As noted, the authors compare classical economics as much to neoclassical economics (at its endpoint) as to Adam Smith at the starting point. Ironically, according to the authors, neoclassical economics reflected Utilitarian philosophy more than the actual classical economics. Neoclassical economics reduced a variety of classical questions by considering them in merely two dimensions ? individualistic utility and competitive efficiency. This, argue the authors, destroyed the interplay of economics and politics by its narrow focus on the self-oriented individual. This judgment applies as well to more recent neoclassical developments such as public choice; the putative “citizens” populating public-choice “societies” are simply homo economicus of the neoclassical world. At the conclusion of the book the authors contrast Smith’s “tenuous, equivocal, and open-ended” views on the affirmative roles of government against the “quite otherwise” views of neoclassical economics (p. 267).

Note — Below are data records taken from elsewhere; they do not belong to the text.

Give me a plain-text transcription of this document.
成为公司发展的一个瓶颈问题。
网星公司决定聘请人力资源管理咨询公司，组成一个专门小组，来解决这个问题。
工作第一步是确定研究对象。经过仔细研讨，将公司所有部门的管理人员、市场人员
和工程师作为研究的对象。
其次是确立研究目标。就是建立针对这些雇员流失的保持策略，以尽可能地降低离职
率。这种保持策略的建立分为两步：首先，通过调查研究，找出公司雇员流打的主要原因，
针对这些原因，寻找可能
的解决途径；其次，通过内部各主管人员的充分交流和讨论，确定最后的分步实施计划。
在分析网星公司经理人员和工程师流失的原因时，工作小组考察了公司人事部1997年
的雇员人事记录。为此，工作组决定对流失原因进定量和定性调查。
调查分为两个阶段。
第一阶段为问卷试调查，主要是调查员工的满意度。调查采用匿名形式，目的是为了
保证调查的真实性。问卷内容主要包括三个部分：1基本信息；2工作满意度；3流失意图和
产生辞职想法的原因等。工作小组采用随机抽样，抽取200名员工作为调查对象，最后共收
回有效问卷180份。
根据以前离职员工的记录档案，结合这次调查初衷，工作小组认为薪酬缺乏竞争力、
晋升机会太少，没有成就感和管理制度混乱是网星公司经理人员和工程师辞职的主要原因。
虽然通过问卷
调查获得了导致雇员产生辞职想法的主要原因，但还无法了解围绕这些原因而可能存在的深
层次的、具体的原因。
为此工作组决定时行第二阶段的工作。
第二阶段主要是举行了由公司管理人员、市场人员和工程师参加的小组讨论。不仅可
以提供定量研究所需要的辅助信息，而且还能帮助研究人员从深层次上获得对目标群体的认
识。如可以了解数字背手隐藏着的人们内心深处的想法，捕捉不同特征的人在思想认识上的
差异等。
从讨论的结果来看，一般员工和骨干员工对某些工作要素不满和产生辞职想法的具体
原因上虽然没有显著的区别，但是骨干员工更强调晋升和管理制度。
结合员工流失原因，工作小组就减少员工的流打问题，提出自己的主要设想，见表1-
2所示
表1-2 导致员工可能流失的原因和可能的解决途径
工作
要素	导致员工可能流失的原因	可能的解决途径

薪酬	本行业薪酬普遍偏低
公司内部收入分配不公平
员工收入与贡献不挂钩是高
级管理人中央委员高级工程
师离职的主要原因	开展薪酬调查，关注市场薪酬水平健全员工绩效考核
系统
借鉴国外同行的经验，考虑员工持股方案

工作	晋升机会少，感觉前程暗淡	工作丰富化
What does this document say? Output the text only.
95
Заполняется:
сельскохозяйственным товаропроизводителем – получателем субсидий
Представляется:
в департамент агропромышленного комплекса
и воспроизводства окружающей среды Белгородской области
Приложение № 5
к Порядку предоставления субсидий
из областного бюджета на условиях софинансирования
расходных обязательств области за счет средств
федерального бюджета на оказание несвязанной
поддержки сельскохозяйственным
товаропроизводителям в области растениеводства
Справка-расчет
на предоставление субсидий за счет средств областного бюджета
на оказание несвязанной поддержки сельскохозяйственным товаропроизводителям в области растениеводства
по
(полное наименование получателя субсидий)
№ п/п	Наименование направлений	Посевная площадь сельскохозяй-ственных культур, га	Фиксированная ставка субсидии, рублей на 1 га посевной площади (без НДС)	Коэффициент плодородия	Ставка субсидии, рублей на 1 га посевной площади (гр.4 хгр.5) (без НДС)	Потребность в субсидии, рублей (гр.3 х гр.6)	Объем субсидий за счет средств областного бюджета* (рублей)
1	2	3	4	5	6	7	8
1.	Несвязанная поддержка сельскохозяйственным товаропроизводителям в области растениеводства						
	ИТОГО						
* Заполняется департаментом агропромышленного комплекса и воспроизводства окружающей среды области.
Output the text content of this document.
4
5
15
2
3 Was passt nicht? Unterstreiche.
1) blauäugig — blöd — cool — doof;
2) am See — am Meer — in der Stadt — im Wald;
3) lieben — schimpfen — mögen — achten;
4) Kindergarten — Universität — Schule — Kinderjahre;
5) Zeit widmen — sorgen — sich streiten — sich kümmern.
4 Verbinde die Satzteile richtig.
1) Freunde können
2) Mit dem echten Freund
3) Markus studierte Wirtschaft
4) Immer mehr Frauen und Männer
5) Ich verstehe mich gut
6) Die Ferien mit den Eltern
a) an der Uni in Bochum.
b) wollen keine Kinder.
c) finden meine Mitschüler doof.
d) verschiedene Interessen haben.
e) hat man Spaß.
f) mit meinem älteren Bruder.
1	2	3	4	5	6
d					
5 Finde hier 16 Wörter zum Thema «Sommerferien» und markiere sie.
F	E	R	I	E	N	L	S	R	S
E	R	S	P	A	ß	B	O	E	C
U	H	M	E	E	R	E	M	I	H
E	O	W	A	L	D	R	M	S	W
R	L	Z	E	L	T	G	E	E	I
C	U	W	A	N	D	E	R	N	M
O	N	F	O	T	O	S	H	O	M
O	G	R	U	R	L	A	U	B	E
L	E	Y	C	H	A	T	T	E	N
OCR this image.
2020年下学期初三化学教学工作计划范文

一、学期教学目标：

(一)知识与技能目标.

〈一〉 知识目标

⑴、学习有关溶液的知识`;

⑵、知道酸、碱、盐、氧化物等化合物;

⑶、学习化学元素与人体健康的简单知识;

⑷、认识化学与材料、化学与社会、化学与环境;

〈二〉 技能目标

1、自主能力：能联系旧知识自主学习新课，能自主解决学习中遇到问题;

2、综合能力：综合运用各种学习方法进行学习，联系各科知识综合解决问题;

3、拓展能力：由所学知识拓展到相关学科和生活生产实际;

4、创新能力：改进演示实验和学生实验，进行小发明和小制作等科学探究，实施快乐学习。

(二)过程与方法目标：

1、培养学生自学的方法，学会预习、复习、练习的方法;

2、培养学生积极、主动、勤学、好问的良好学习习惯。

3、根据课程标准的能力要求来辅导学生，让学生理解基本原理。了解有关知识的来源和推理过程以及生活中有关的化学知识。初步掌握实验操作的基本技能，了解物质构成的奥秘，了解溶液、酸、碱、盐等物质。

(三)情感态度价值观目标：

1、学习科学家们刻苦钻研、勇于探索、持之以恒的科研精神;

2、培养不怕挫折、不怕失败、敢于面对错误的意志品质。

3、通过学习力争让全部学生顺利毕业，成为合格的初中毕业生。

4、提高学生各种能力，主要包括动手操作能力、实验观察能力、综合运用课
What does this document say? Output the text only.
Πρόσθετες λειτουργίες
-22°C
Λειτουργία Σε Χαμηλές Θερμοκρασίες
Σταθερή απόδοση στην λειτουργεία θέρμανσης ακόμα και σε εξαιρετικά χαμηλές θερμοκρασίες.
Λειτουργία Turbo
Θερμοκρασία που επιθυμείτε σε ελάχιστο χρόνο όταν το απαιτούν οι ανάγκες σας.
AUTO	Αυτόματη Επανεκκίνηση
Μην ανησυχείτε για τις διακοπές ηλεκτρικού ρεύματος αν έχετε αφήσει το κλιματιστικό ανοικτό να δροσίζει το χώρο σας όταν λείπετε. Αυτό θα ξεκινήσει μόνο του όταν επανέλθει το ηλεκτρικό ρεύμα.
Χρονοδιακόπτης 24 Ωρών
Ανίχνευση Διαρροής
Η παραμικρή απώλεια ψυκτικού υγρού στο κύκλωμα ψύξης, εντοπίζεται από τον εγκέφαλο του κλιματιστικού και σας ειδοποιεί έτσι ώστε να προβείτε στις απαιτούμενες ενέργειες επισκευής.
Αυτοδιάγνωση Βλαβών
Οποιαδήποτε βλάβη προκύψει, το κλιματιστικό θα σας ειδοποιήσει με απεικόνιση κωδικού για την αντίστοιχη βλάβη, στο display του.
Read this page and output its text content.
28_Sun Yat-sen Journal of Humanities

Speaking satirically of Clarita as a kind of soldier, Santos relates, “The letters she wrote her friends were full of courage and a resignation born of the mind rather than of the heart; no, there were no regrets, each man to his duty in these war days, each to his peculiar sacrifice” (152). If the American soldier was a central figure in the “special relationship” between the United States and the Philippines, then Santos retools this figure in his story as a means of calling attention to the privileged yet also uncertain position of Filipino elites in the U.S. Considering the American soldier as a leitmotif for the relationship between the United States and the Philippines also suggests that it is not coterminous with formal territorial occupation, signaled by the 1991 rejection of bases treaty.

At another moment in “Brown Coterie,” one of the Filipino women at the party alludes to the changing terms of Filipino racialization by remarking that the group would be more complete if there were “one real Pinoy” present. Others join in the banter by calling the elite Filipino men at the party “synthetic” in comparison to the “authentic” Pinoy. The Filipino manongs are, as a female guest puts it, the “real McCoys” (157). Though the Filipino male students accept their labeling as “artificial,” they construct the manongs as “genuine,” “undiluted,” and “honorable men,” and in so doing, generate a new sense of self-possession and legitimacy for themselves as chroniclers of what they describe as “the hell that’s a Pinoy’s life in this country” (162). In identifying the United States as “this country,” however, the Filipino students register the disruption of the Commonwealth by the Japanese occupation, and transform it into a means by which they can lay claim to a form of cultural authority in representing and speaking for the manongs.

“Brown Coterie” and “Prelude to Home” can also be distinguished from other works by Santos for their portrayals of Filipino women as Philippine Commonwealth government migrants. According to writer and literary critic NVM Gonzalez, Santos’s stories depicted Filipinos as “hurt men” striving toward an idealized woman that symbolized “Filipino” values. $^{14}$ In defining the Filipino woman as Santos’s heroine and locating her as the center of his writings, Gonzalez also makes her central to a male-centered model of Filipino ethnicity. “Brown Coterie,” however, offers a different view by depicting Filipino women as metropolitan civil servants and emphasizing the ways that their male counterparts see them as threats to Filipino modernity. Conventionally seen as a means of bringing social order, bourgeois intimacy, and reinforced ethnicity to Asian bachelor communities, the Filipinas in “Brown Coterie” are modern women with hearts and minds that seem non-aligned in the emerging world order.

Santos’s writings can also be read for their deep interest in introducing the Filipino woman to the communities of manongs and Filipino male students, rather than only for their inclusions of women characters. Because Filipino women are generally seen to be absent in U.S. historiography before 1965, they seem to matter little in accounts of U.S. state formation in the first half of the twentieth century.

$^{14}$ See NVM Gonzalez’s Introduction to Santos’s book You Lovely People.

In short, this book provides a striking perspective on classical political economy. The reader will benefit from some prior familiarity with Smith, Malthus, Ricardo and J. S. Mill, along with the Utilitarians. Some digression from the main thread may be forgiven as it always explores interesting concepts. The book makes only rare references to American thinkers, some of whom could have added a dimension lacking among the British authors. Alexander Hamilton, for example, clearly possessed a philosophy of politics and government informed by economic ideas and pragmatic financial experience; and his outlook clearly differed from that of the major British figures. In addition, nineteenth-century American thinkers often provided a religious interpretation to their economic and political ideas, which could have provided a welcome counterpoint to the predominantly secular outlook of the British classical economists considered.
Donald Frey is author of America’s Economic Moralists: A History of Rival Ethics and Economics (Albany, NY: SUNY Press, 2009; paper 2010).